Пока же Добрыня сказал местным, что парня своего он оставить не может, ну а люди были только довольны, что заезжий боян поживет у них до самого дня Ярилы, – на празднике гусляр будет весьма кстати.
Сами же они и впрямь стали готовиться к дню Ярилы и, как отметил Добрыня, как будто старались не задумываться о предстоящем выборе для Ящера. Ему подобное было знакомо: исстари люди верили, что жертвой можно и богов задобрить, и чудищ отвадить. Смерть и жизнь для них всегда были неразделимы, чего и в помине не было у тех, кто принял Христову веру. У христиан даже кровная вражда не считалась чем-то значимым. Остановить традиционное зло, даже подставив вторую щеку, и прекратить насилие – для этого нужна воля посильнее, чем покорное поклонение неизбежному. Здесь же почти все были готовы принести жертву ради блага племени, особенно те, у кого не было детей, подходящих по возрасту для выбора. Такие просто болтали о предстоящем, переговаривались праздно, обсуждали. Говорили, что, мол, Удал вон в их селище в самой поре, чтобы Малфрида его выбрала, а еще девок местных или из соседних селищ упоминали, какие могли бы сгодиться. Даже на Забаву, какая явно выделялась красотой среди иных пригожих, поглядывали. После того как она невестой лешего побывала, ее вроде как и трогать нельзя, однако кое-кому казалось, что побывать невестой лешего и не такое уж великое дело. Ну посидела девка в чаще, ну справилась. А вот когда придет пора лучшую выбирать… Мало ли на кого тогда чародейка Малфрида укажет?
Пока же местные занимались своими делами: рыбачили, грядки пололи, в лес за добычей отправлялись. Староста местный пообещал даже устроить турьи гоны – надо же к Ярилиному дню мяса заготовить, чтобы все от пуза наелись, чтобы пир горой был. И Добрыню обещал пригласить на лов, сказывал, мол, такого ты, боян, у себя на Руси и не увидишь.

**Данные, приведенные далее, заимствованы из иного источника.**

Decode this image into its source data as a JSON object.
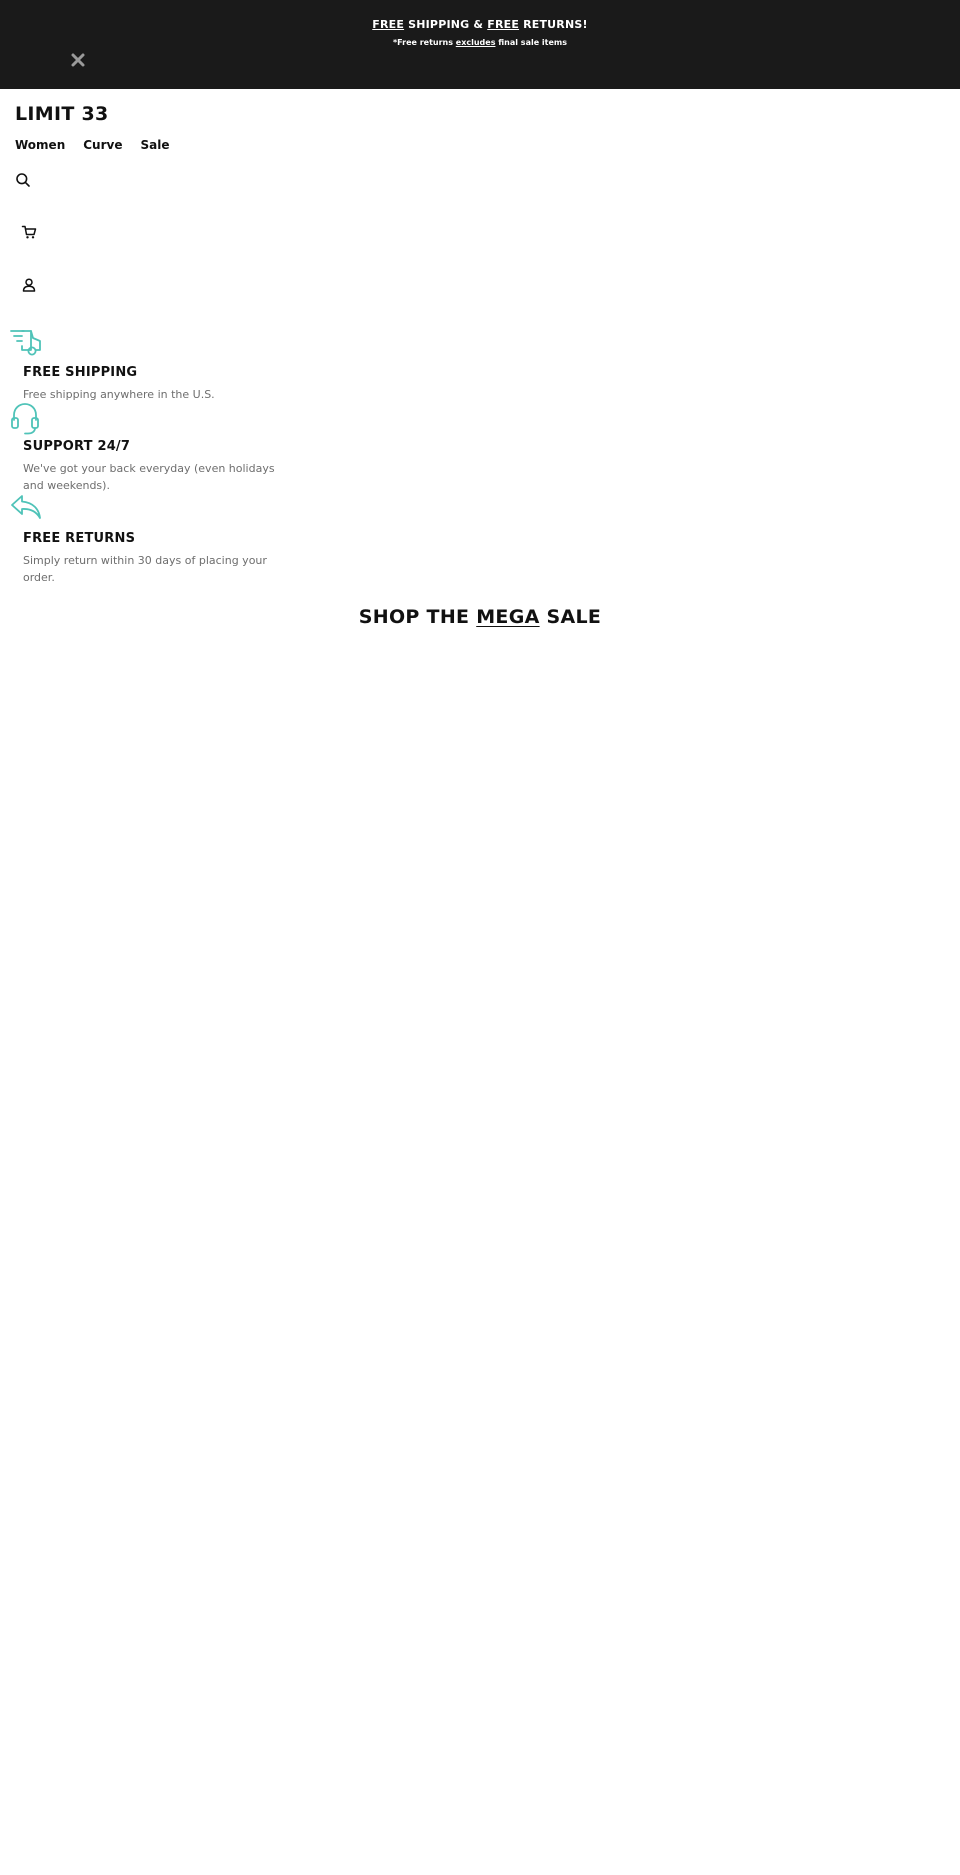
{
  "announcement": {
    "line1_free_a": "FREE",
    "line1_mid": " SHIPPING & ",
    "line1_free_b": "FREE",
    "line1_end": " RETURNS!",
    "line2_start": "*Free returns ",
    "line2_link": "excludes",
    "line2_end": " final sale items",
    "close_icon": "close-icon"
  },
  "header": {
    "logo": "LIMIT 33",
    "nav": [
      {
        "label": "Women"
      },
      {
        "label": "Curve"
      },
      {
        "label": "Sale"
      }
    ],
    "icons": [
      "search-icon",
      "cart-icon",
      "user-icon"
    ]
  },
  "benefits": [
    {
      "icon": "delivery-truck-icon",
      "title": "FREE SHIPPING",
      "text": "Free shipping anywhere in the U.S."
    },
    {
      "icon": "headset-icon",
      "title": "SUPPORT 24/7",
      "text": "We've got your back everyday (even holidays and weekends)."
    },
    {
      "icon": "return-arrow-icon",
      "title": "FREE RETURNS",
      "text": "Simply return within 30 days of placing your order."
    }
  ],
  "sale_section": {
    "title_start": "SHOP THE ",
    "title_highlight": "MEGA",
    "title_end": " SALE"
  },
  "colors": {
    "announcement_bg": "#1a1a1a",
    "accent_teal": "#4fc3b8",
    "muted_text": "#6e6e6e"
  }
}
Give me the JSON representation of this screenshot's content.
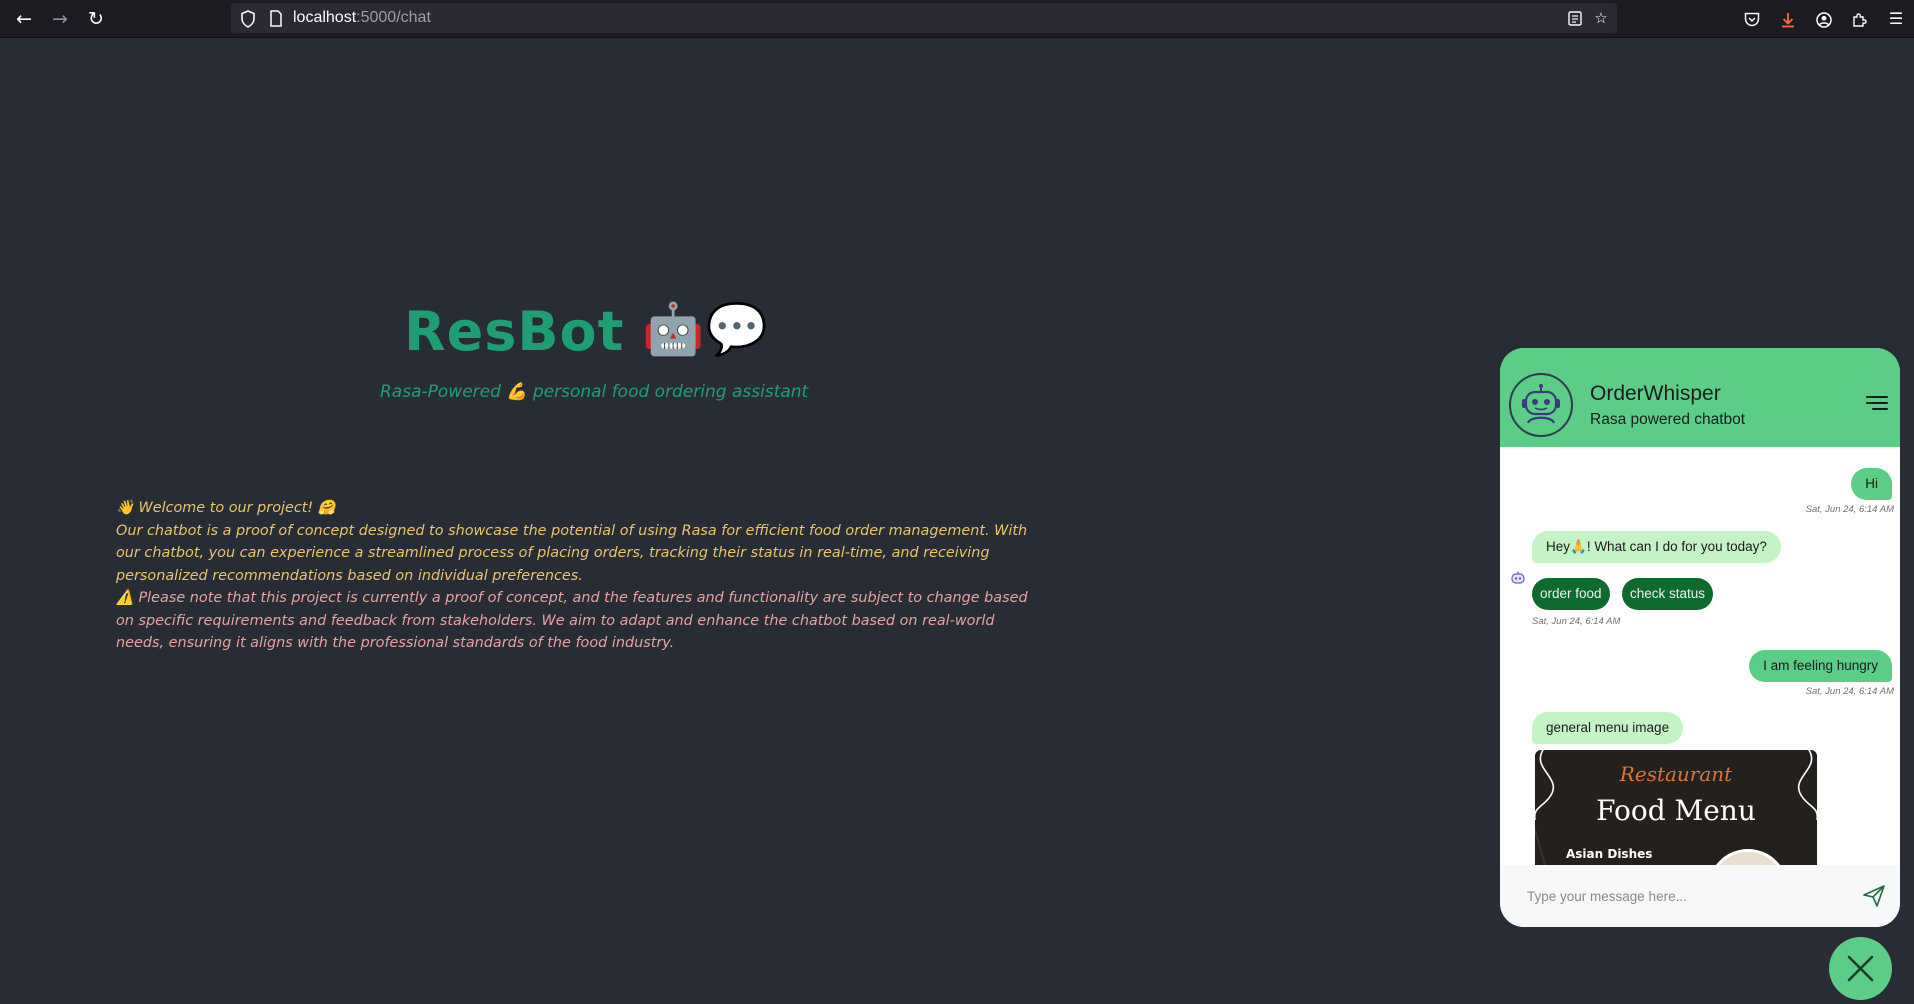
{
  "browser": {
    "url_host": "localhost",
    "url_path": ":5000/chat",
    "icons": [
      "back-icon",
      "forward-icon",
      "reload-icon",
      "shield-icon",
      "page-icon",
      "reader-view-icon",
      "bookmark-star-icon",
      "pocket-icon",
      "download-icon",
      "account-icon",
      "extensions-icon",
      "app-menu-icon"
    ],
    "download_accent": "#ff6a3c"
  },
  "hero": {
    "title": "ResBot",
    "title_emoji": "🤖💬",
    "subtitle": "Rasa-Powered 💪 personal food ordering assistant",
    "title_color": "#1f9e75"
  },
  "intro": {
    "welcome": "👋 Welcome to our project! 🤗",
    "description": "Our chatbot is a proof of concept designed to showcase the potential of using Rasa for efficient food order management. With our chatbot, you can experience a streamlined process of placing orders, tracking their status in real-time, and receiving personalized recommendations based on individual preferences.",
    "notice": "⚠️ Please note that this project is currently a proof of concept, and the features and functionality are subject to change based on specific requirements and feedback from stakeholders. We aim to adapt and enhance the chatbot based on real-world needs, ensuring it aligns with the professional standards of the food industry.",
    "description_color": "#e9c46a",
    "notice_color": "#e8a1a1"
  },
  "chat": {
    "bot_name": "OrderWhisper",
    "bot_tagline": "Rasa powered chatbot",
    "accent": "#5ccd86",
    "messages": [
      {
        "from": "user",
        "text": "Hi",
        "time": "Sat, Jun 24, 6:14 AM"
      },
      {
        "from": "bot",
        "text": "Hey🙏! What can I do for you today?",
        "time": "Sat, Jun 24, 6:14 AM"
      },
      {
        "from": "user",
        "text": "I am feeling hungry",
        "time": "Sat, Jun 24, 6:14 AM"
      },
      {
        "from": "bot",
        "text": "general menu image"
      }
    ],
    "quick_replies": [
      "order food",
      "check status"
    ],
    "menu_image": {
      "script": "Restaurant",
      "title": "Food Menu",
      "section": "Asian Dishes"
    },
    "input_placeholder": "Type your message here...",
    "icons": [
      "bot-avatar-icon",
      "menu-icon",
      "small-bot-icon",
      "send-icon",
      "close-icon"
    ]
  }
}
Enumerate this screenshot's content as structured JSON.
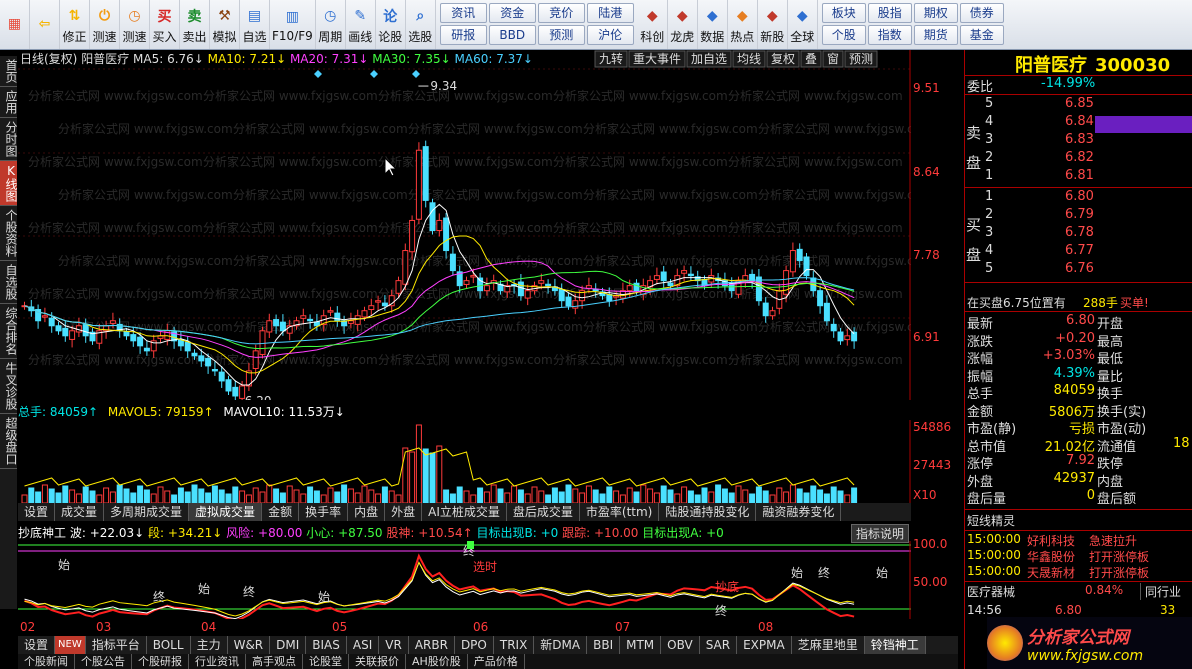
{
  "toolbar": {
    "items": [
      {
        "name": "home-button",
        "label": "",
        "icon": "grid"
      },
      {
        "name": "back-button",
        "label": "",
        "icon": "arrow-left"
      },
      {
        "name": "modify-button",
        "label": "修正",
        "icon": "updown"
      },
      {
        "name": "power-button",
        "label": "测速",
        "icon": "power"
      },
      {
        "name": "clock-button",
        "label": "测速",
        "icon": "clock"
      },
      {
        "name": "buy-button",
        "label": "买入",
        "icon": "买"
      },
      {
        "name": "sell-button",
        "label": "卖出",
        "icon": "卖"
      },
      {
        "name": "simulate-button",
        "label": "模拟",
        "icon": "hammer"
      },
      {
        "name": "watchlist-button",
        "label": "自选",
        "icon": "folder"
      },
      {
        "name": "f10-button",
        "label": "F10/F9",
        "icon": "doc"
      },
      {
        "name": "period-button",
        "label": "周期",
        "icon": "clock2"
      },
      {
        "name": "draw-button",
        "label": "画线",
        "icon": "pen"
      },
      {
        "name": "forum-button",
        "label": "论股",
        "icon": "论"
      },
      {
        "name": "select-stock-button",
        "label": "选股",
        "icon": "magnify"
      }
    ],
    "grid": [
      [
        "资讯",
        "资金",
        "竞价",
        "陆港"
      ],
      [
        "研报",
        "BBD",
        "预测",
        "沪伦"
      ]
    ],
    "items2": [
      {
        "name": "scientific-button",
        "label": "科创"
      },
      {
        "name": "dragon-tiger-button",
        "label": "龙虎"
      },
      {
        "name": "data-button",
        "label": "数据"
      },
      {
        "name": "hot-button",
        "label": "热点"
      },
      {
        "name": "new-stock-button",
        "label": "新股"
      },
      {
        "name": "global-button",
        "label": "全球"
      }
    ],
    "grid2": [
      [
        "板块",
        "股指",
        "期权",
        "债券"
      ],
      [
        "个股",
        "指数",
        "期货",
        "基金"
      ]
    ]
  },
  "leftnav": [
    "首页",
    "应用",
    "分时图",
    "K线图",
    "个股资料",
    "自选股",
    "综合排名",
    "牛叉诊股",
    "超级盘口"
  ],
  "chart_header": {
    "mode": "日线(复权)",
    "stock": "阳普医疗",
    "ma5": "MA5: 6.76↓",
    "ma10": "MA10: 7.21↓",
    "ma20": "MA20: 7.31↓",
    "ma30": "MA30: 7.35↓",
    "ma60": "MA60: 7.37↓"
  },
  "chart_buttons": [
    "九转",
    "重大事件",
    "加自选",
    "均线",
    "复权",
    "叠",
    "窗",
    "预测"
  ],
  "price_axis": [
    "9.51",
    "8.64",
    "7.78",
    "6.91"
  ],
  "high_label": "9.34",
  "low_label": "6.20",
  "marker": "财",
  "volume_header": {
    "total": "总手: 84059↑",
    "mavol5": "MAVOL5: 79159↑",
    "mavol10": "MAVOL10: 11.53万↓"
  },
  "volume_axis": [
    "54886",
    "27443",
    "X10"
  ],
  "tabs1": [
    "设置",
    "成交量",
    "多周期成交量",
    "虚拟成交量",
    "金额",
    "换手率",
    "内盘",
    "外盘",
    "AI立桩成交量",
    "盘后成交量",
    "市盈率(ttm)",
    "陆股通持股变化",
    "融资融券变化"
  ],
  "ind_header": {
    "name": "抄底神工",
    "wave": "波: +22.03↓",
    "seg": "段: +34.21↓",
    "risk": "风险: +80.00",
    "careful": "小心: +87.50",
    "god": "股神: +10.54↑",
    "target_b": "目标出现B: +0",
    "track": "跟踪: +10.00",
    "target_a": "目标出现A: +0",
    "explain": "指标说明"
  },
  "ind_axis": [
    "100.0",
    "50.00"
  ],
  "months": [
    "02",
    "03",
    "04",
    "05",
    "06",
    "07",
    "08"
  ],
  "ind_labels": [
    "始",
    "终",
    "始",
    "终",
    "始",
    "终",
    "选时",
    "抄底",
    "终",
    "始",
    "终",
    "始"
  ],
  "tabs2": [
    "设置",
    "NEW",
    "指标平台",
    "BOLL",
    "主力",
    "W&R",
    "DMI",
    "BIAS",
    "ASI",
    "VR",
    "ARBR",
    "DPO",
    "TRIX",
    "新DMA",
    "BBI",
    "MTM",
    "OBV",
    "SAR",
    "EXPMA",
    "芝麻里地里",
    "铃铛神工"
  ],
  "tabs3": [
    "个股新闻",
    "个股公告",
    "个股研报",
    "行业资讯",
    "高手观点",
    "论股堂",
    "关联报价",
    "AH股价股",
    "产品价格"
  ],
  "quote": {
    "title": "阳普医疗",
    "code": "300030",
    "weibi_label": "委比",
    "weibi": "-14.99%",
    "sell_label": "卖盘",
    "buy_label": "买盘",
    "sell": [
      [
        "5",
        "6.85"
      ],
      [
        "4",
        "6.84"
      ],
      [
        "3",
        "6.83"
      ],
      [
        "2",
        "6.82"
      ],
      [
        "1",
        "6.81"
      ]
    ],
    "buy": [
      [
        "1",
        "6.80"
      ],
      [
        "2",
        "6.79"
      ],
      [
        "3",
        "6.78"
      ],
      [
        "4",
        "6.77"
      ],
      [
        "5",
        "6.76"
      ]
    ],
    "inbuy": "在买盘6.75位置有",
    "inbuy_qty": "288手",
    "inbuy_tag": "买单!",
    "stats": [
      [
        "最新",
        "6.80",
        "开盘",
        ""
      ],
      [
        "涨跌",
        "+0.20",
        "最高",
        ""
      ],
      [
        "涨幅",
        "+3.03%",
        "最低",
        ""
      ],
      [
        "振幅",
        "4.39%",
        "量比",
        ""
      ],
      [
        "总手",
        "84059",
        "换手",
        ""
      ],
      [
        "金额",
        "5806万",
        "换手(实)",
        ""
      ],
      [
        "市盈(静)",
        "亏损",
        "市盈(动)",
        ""
      ],
      [
        "总市值",
        "21.02亿",
        "流通值",
        "18"
      ],
      [
        "涨停",
        "7.92",
        "跌停",
        ""
      ],
      [
        "外盘",
        "42937",
        "内盘",
        ""
      ],
      [
        "盘后量",
        "0",
        "盘后额",
        ""
      ]
    ],
    "short_title": "短线精灵",
    "short": [
      [
        "15:00:00",
        "好利科技",
        "急速拉升"
      ],
      [
        "15:00:00",
        "华鑫股份",
        "打开涨停板"
      ],
      [
        "15:00:00",
        "天晟新材",
        "打开涨停板"
      ]
    ],
    "sector": "医疗器械",
    "sector_pct": "0.84%",
    "sector_rank": "同行业",
    "last_time": "14:56",
    "last_price": "6.80",
    "last_vol": "33"
  },
  "watermark": "分析家公式网 www.fxjgsw.com",
  "brand": "分析家公式网",
  "brand_url": "www.fxjgsw.com"
}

Пока же боян бродил где пожелает. Смотрел на озеро, за которым угадывался незнакомый лес, но куда, как ему поведали, никому хода не было. Добрыня попытался и по берегу пройтись вдоль вод Ока Земли, но далеко не ушел. И не столько потому, что заболочены и непроходимы были берега, а потому, что казалось, будто сам воздух уплотнялся, мешая двигаться, голова кружилась, дохнуть было тяжко. Добрыня, как и ранее, словно упирался в невидимую плотную стену. Однажды, помолившись, двинулся особо решительно, но едва не увяз в некой непроходимой стылости, еле отдышался потом. Ишь что Малфрида-чародейка тут наколдовала! Порой Добрыню даже пугало ее колдовское могущество. В его памяти Малфрида смешливой да веселой была, а тут слушаешь и удивляешься – суровая она, властная, никому слова поперек своей воли сказать не позволит.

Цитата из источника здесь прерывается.